Кончики губ выгнулись дугой. Шамрай положил на стол серебряные карманные часы с крышкой, нажал на кнопку, крышка отскочила. Время совпало до минуты.

– Убедился? Вот так, Александр Семенович! У меня все ходит не останавливаясь. И точно ходит. Я ведь часы сам завожу. Завожу и сверяю. Каждое утро в одно время. И старую привычку имею следить за временем. Так что ошибся не я, а вахтер. Ввел он вас в заблуждение…

А откуда, собственно говоря, ему известно, что я имел в виду вахтера? И вообще зачем его знакомили с показаниями этого вахтера и Вахромеевой? Какая в этом была необходимость? Шамрай все же потерпевший, а не помощник старшего оперуполномоченного Эрлиха, и не обязательно потерпевшему знать материалы следственного дела.

– Я Эрлиху уже объяснил, – сказал Шамрай, – что вахтер Плесецкий – пропойца, алкоголик, человек классово чуждый. Он у нас с полгода работал, так я его ни разу трезвым не видел. Он не то что время – чужой карман со своим перепутает. У него, по-моему, даже приводы были.

– Вон как?

– Да. Окончательно разложившийся человек…

– Он у вас сейчас работает?

– Нет, конечно… Выгнали.

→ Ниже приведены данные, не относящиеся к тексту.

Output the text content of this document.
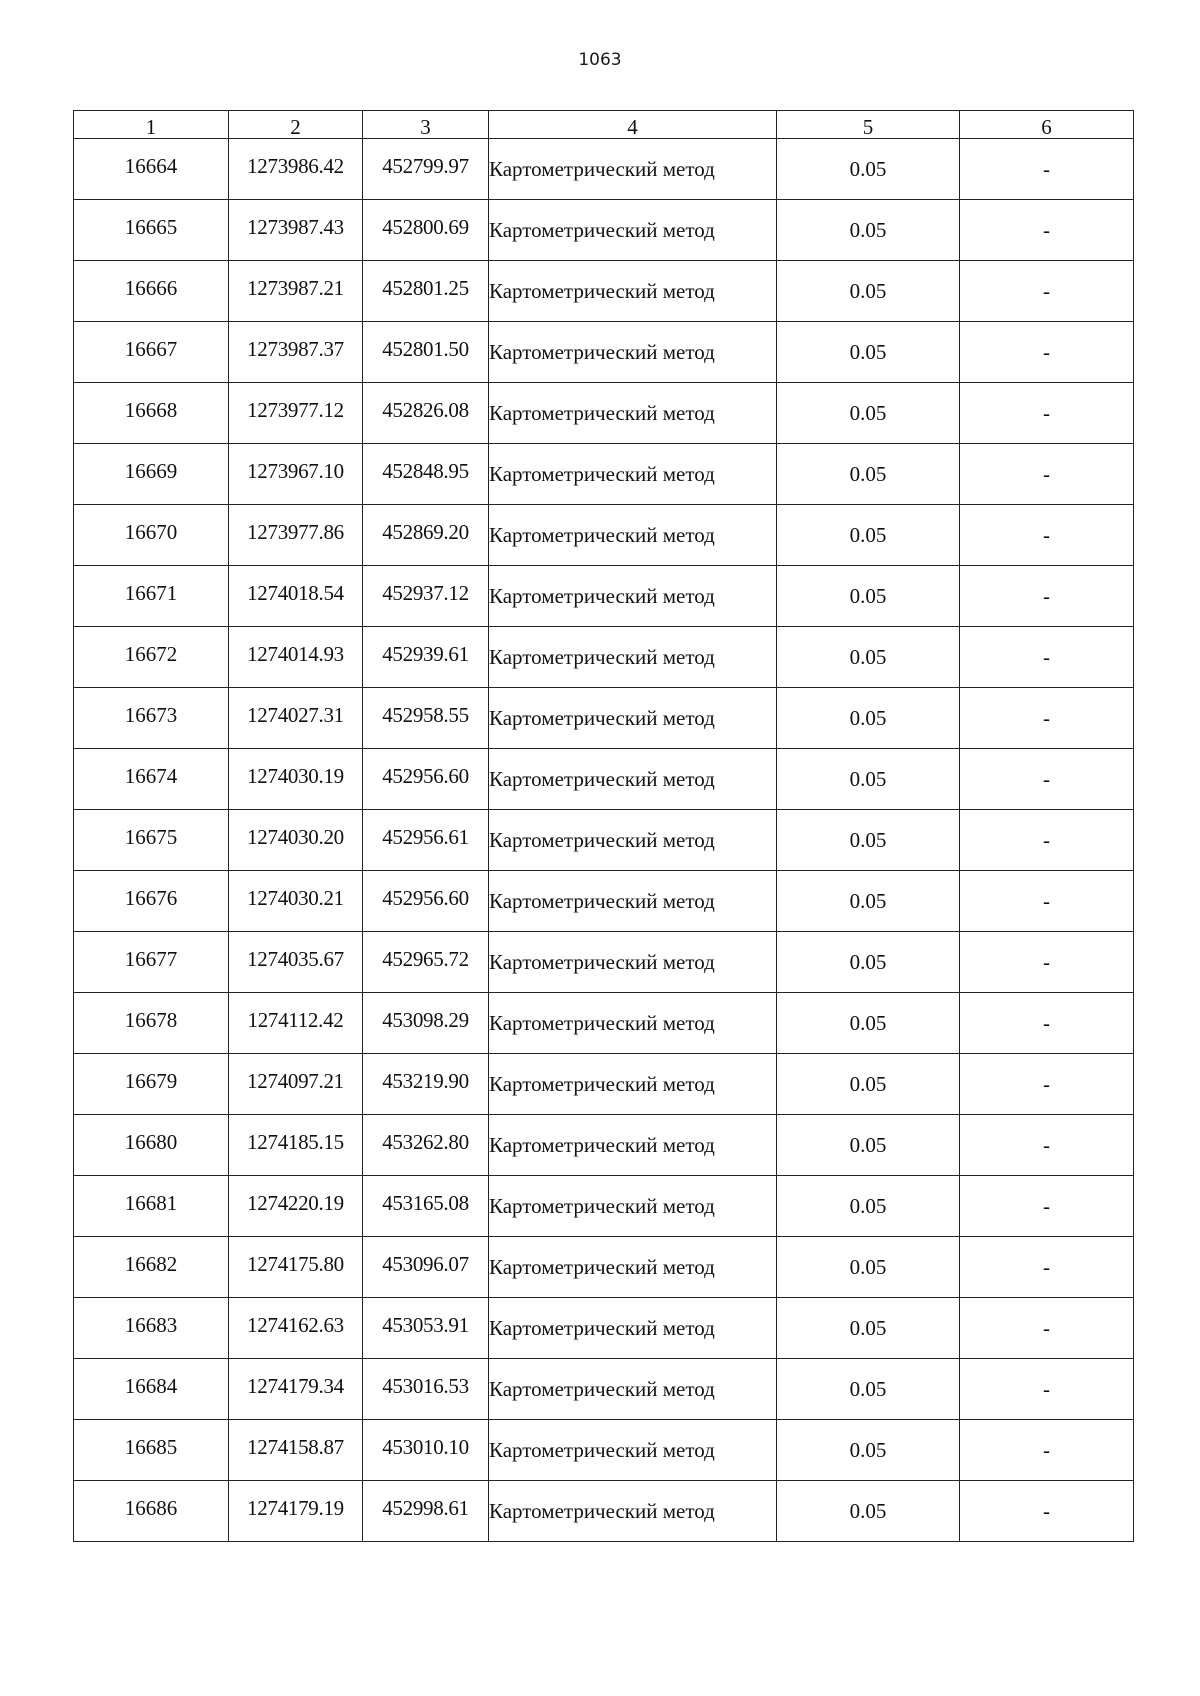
1063
1	2	3	4	5	6
16664	1273986.42	452799.97	Картометрический метод	0.05	-
16665	1273987.43	452800.69	Картометрический метод	0.05	-
16666	1273987.21	452801.25	Картометрический метод	0.05	-
16667	1273987.37	452801.50	Картометрический метод	0.05	-
16668	1273977.12	452826.08	Картометрический метод	0.05	-
16669	1273967.10	452848.95	Картометрический метод	0.05	-
16670	1273977.86	452869.20	Картометрический метод	0.05	-
16671	1274018.54	452937.12	Картометрический метод	0.05	-
16672	1274014.93	452939.61	Картометрический метод	0.05	-
16673	1274027.31	452958.55	Картометрический метод	0.05	-
16674	1274030.19	452956.60	Картометрический метод	0.05	-
16675	1274030.20	452956.61	Картометрический метод	0.05	-
16676	1274030.21	452956.60	Картометрический метод	0.05	-
16677	1274035.67	452965.72	Картометрический метод	0.05	-
16678	1274112.42	453098.29	Картометрический метод	0.05	-
16679	1274097.21	453219.90	Картометрический метод	0.05	-
16680	1274185.15	453262.80	Картометрический метод	0.05	-
16681	1274220.19	453165.08	Картометрический метод	0.05	-
16682	1274175.80	453096.07	Картометрический метод	0.05	-
16683	1274162.63	453053.91	Картометрический метод	0.05	-
16684	1274179.34	453016.53	Картометрический метод	0.05	-
16685	1274158.87	453010.10	Картометрический метод	0.05	-
16686	1274179.19	452998.61	Картометрический метод	0.05	-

Но если он тебе нужен, я дам команду – разыщут.

– Зачем?

– Тебе лучше знать.

– Ни к чему. Это я так, между прочим…

Потеплевшие было глаза Шамрая снова стали холодными, щеки втянулись, а подбородок заострился и выдвинулся вперед. На скулах розовели пятна., Разговор о времени отъезда на дачу его явно раздражал. По не совсем понятным для меня причинам этот пункт неожиданно оказался болевой точкой. Слишком долго нажимать на нее не следовало, и я отказался от соблазна задать Шамраю еще два-три уточняющих вопроса. Нам еще предстояло не раз встретиться. Если будет необходимость, после соответствующего обезболивания можно опять заняться этой точкой. А пока оставим ее. Не все сразу.

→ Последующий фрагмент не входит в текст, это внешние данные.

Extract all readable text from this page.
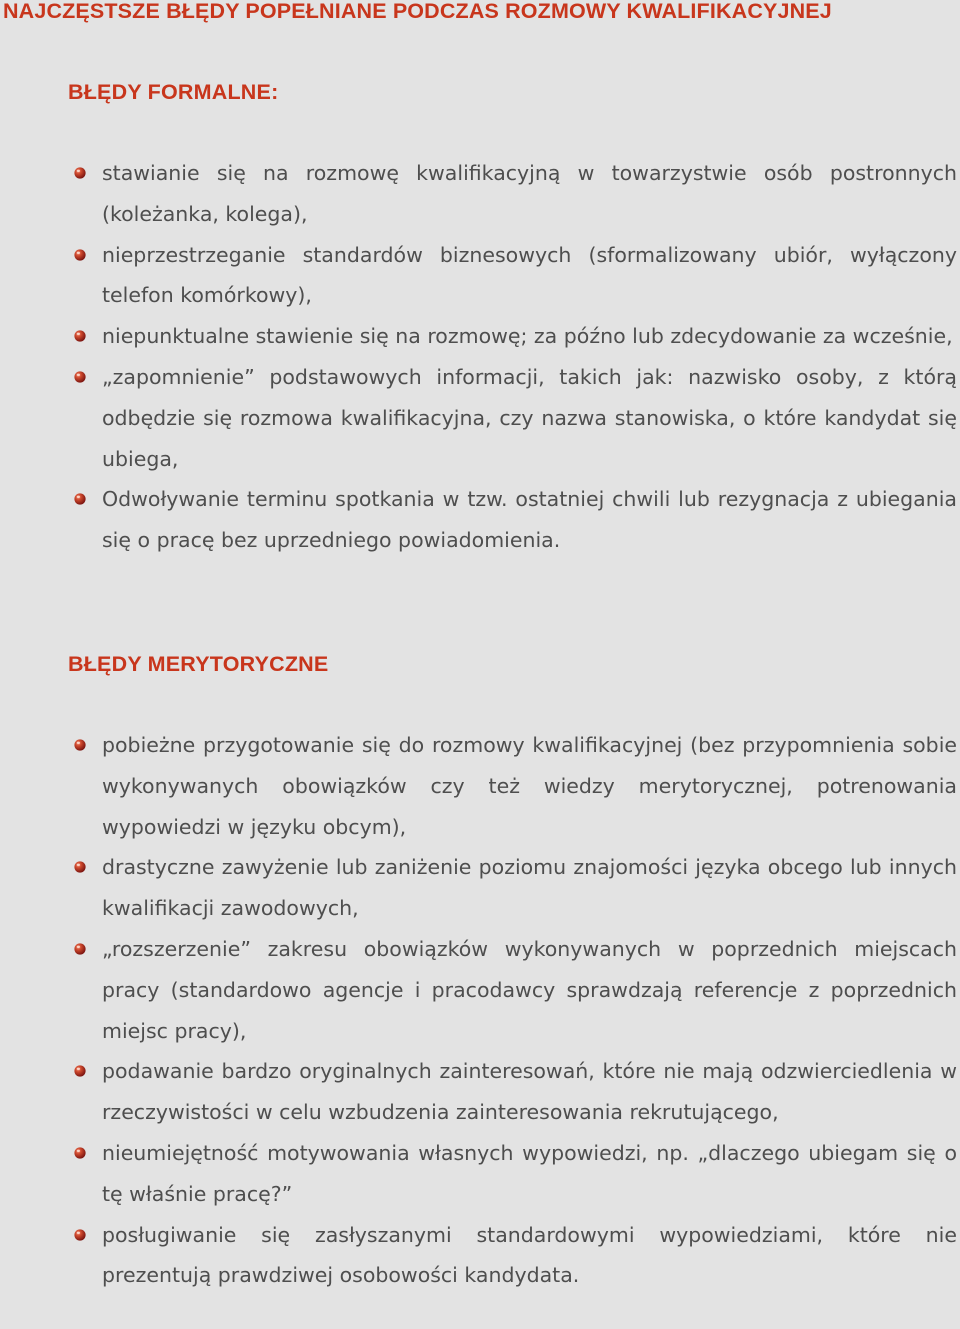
NAJCZĘSTSZE BŁĘDY POPEŁNIANE PODCZAS ROZMOWY KWALIFIKACYJNEJ
BŁĘDY FORMALNE:
stawianie się na rozmowę kwalifikacyjną w towarzystwie osób postronnych (koleżanka, kolega),
nieprzestrzeganie standardów biznesowych (sformalizowany ubiór, wyłączony telefon komórkowy),
niepunktualne stawienie się na rozmowę; za późno lub zdecydowanie za wcześnie,
„zapomnienie” podstawowych informacji, takich jak: nazwisko osoby, z którą odbędzie się rozmowa kwalifikacyjna, czy nazwa stanowiska, o które kandydat się ubiega,
Odwoływanie terminu spotkania w tzw. ostatniej chwili lub rezygnacja z ubiegania się o pracę bez uprzedniego powiadomienia.
BŁĘDY MERYTORYCZNE
pobieżne przygotowanie się do rozmowy kwalifikacyjnej (bez przypomnienia sobie wykonywanych obowiązków czy też wiedzy merytorycznej, potrenowania wypowiedzi w języku obcym),
drastyczne zawyżenie lub zaniżenie poziomu znajomości języka obcego lub innych kwalifikacji zawodowych,
„rozszerzenie” zakresu obowiązków wykonywanych w poprzednich miejscach pracy (standardowo agencje i pracodawcy sprawdzają referencje z poprzednich miejsc pracy),
podawanie bardzo oryginalnych zainteresowań, które nie mają odzwierciedlenia w rzeczywistości w celu wzbudzenia zainteresowania rekrutującego,
nieumiejętność motywowania własnych wypowiedzi, np. „dlaczego ubiegam się o tę właśnie pracę?”
posługiwanie się zasłyszanymi standardowymi wypowiedziami, które nie prezentują prawdziwej osobowości kandydata.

Закончив с часами, вахтером и сторожем, я плавно перевел разговор на работу комиссии по партийной чистке. Шамрай постепенно возвращался в состояние равновесия. Все видимые признаки раздражения исчезли. Его подбородок занял свое прежнее, предназначенное ему положение, а скулы приобрели обычный желтый цвет. Даже кончики губ и те вернулись в состояние покоя, вытянулись почти в прямую линию. Вот и чудесно!

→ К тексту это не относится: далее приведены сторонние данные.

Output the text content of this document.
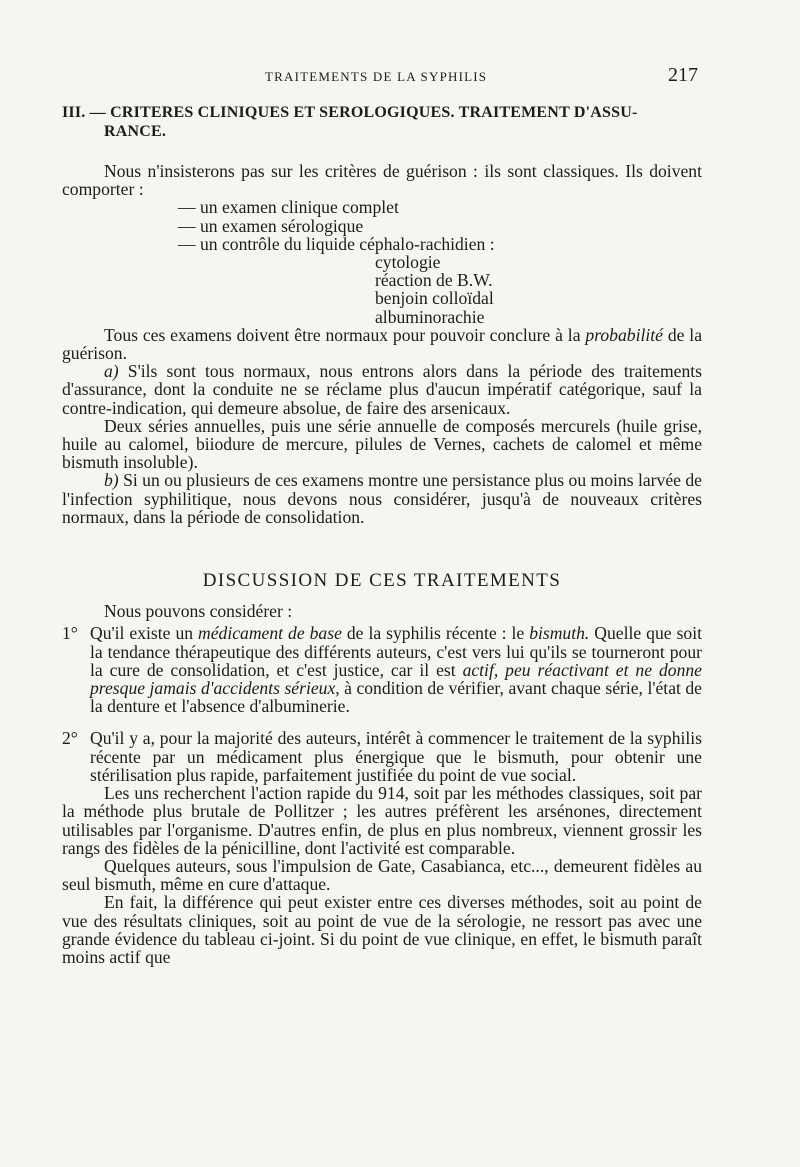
TRAITEMENTS DE LA SYPHILIS	217

III. — CRITERES CLINIQUES ET SEROLOGIQUES. TRAITEMENT D'ASSU-
RANCE.

Nous n'insisterons pas sur les critères de guérison : ils sont classiques. Ils doivent comporter :

— un examen clinique complet

— un examen sérologique

— un contrôle du liquide céphalo-rachidien :

cytologie

réaction de B.W.

benjoin colloïdal

albuminorachie

Tous ces examens doivent être normaux pour pouvoir conclure à la probabilité de la guérison.

a) S'ils sont tous normaux, nous entrons alors dans la période des traitements d'assurance, dont la conduite ne se réclame plus d'aucun impératif catégorique, sauf la contre-indication, qui demeure absolue, de faire des arsenicaux.

Deux séries annuelles, puis une série annuelle de composés mercurels (huile grise, huile au calomel, biiodure de mercure, pilules de Vernes, cachets de calomel et même bismuth insoluble).

b) Si un ou plusieurs de ces examens montre une persistance plus ou moins larvée de l'infection syphilitique, nous devons nous considérer, jusqu'à de nouveaux critères normaux, dans la période de consolidation.

DISCUSSION DE CES TRAITEMENTS

Nous pouvons considérer :

1° Qu'il existe un médicament de base de la syphilis récente : le bismuth. Quelle que soit la tendance thérapeutique des différents auteurs, c'est vers lui qu'ils se tourneront pour la cure de consolidation, et c'est justice, car il est actif, peu réactivant et ne donne presque jamais d'accidents sérieux, à condition de vérifier, avant chaque série, l'état de la denture et l'absence d'albuminerie.

2° Qu'il y a, pour la majorité des auteurs, intérêt à commencer le traitement de la syphilis récente par un médicament plus énergique que le bismuth, pour obtenir une stérilisation plus rapide, parfaitement justifiée du point de vue social.

Les uns recherchent l'action rapide du 914, soit par les méthodes classiques, soit par la méthode plus brutale de Pollitzer ; les autres préfèrent les arsénones, directement utilisables par l'organisme. D'autres enfin, de plus en plus nombreux, viennent grossir les rangs des fidèles de la pénicilline, dont l'activité est comparable.

Quelques auteurs, sous l'impulsion de Gate, Casabianca, etc..., demeurent fidèles au seul bismuth, même en cure d'attaque.

En fait, la différence qui peut exister entre ces diverses méthodes, soit au point de vue des résultats cliniques, soit au point de vue de la sérologie, ne ressort pas avec une grande évidence du tableau ci-joint. Si du point de vue clinique, en effet, le bismuth paraît moins actif que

Я ожидал, что он сам заговорит о Явиче-Юрченко, но ошибся: эта фамилия не упоминалась. Кажется, Шамрай решил, что инициатива должна исходить от меня. Что же, да будет так. В конце концов, у меня нет никаких существенных возражений. И я без всякого, разумеется, нажима упомянул о Явиче-Юрченко, сознательно поставив его в середину списка исключенных из партии. Однако Шамрай и тут не воспользовался предоставившейся ему возможностью. То ли Эрлих не посвятил его в курс дела, что было маловероятно, если учесть только что удивившую меня осведомленность в отношении вахтера и сторожа, то ли настолько исчерпывающе посвятил, что Шамрай считал неудобным демонстрировать мне свои несколько излишние знания… Впрочем, когда я сам стал задавать вопросы о Явиче-Юрченко, Шамрай отвечал сдержанно, но охотно. Кое-что в его ответах не могло не заинтересовать… К сожалению, нашу беседу, которая становилась все более и более любопытной, пришлось прервать. Позвонила Галя (я ей всегда сообщал, где меня можно найти) и сказала, что меня разыскивает Фрейман. Илюша просил передать, что через два часа он уезжает, поэтому я должен поторопиться.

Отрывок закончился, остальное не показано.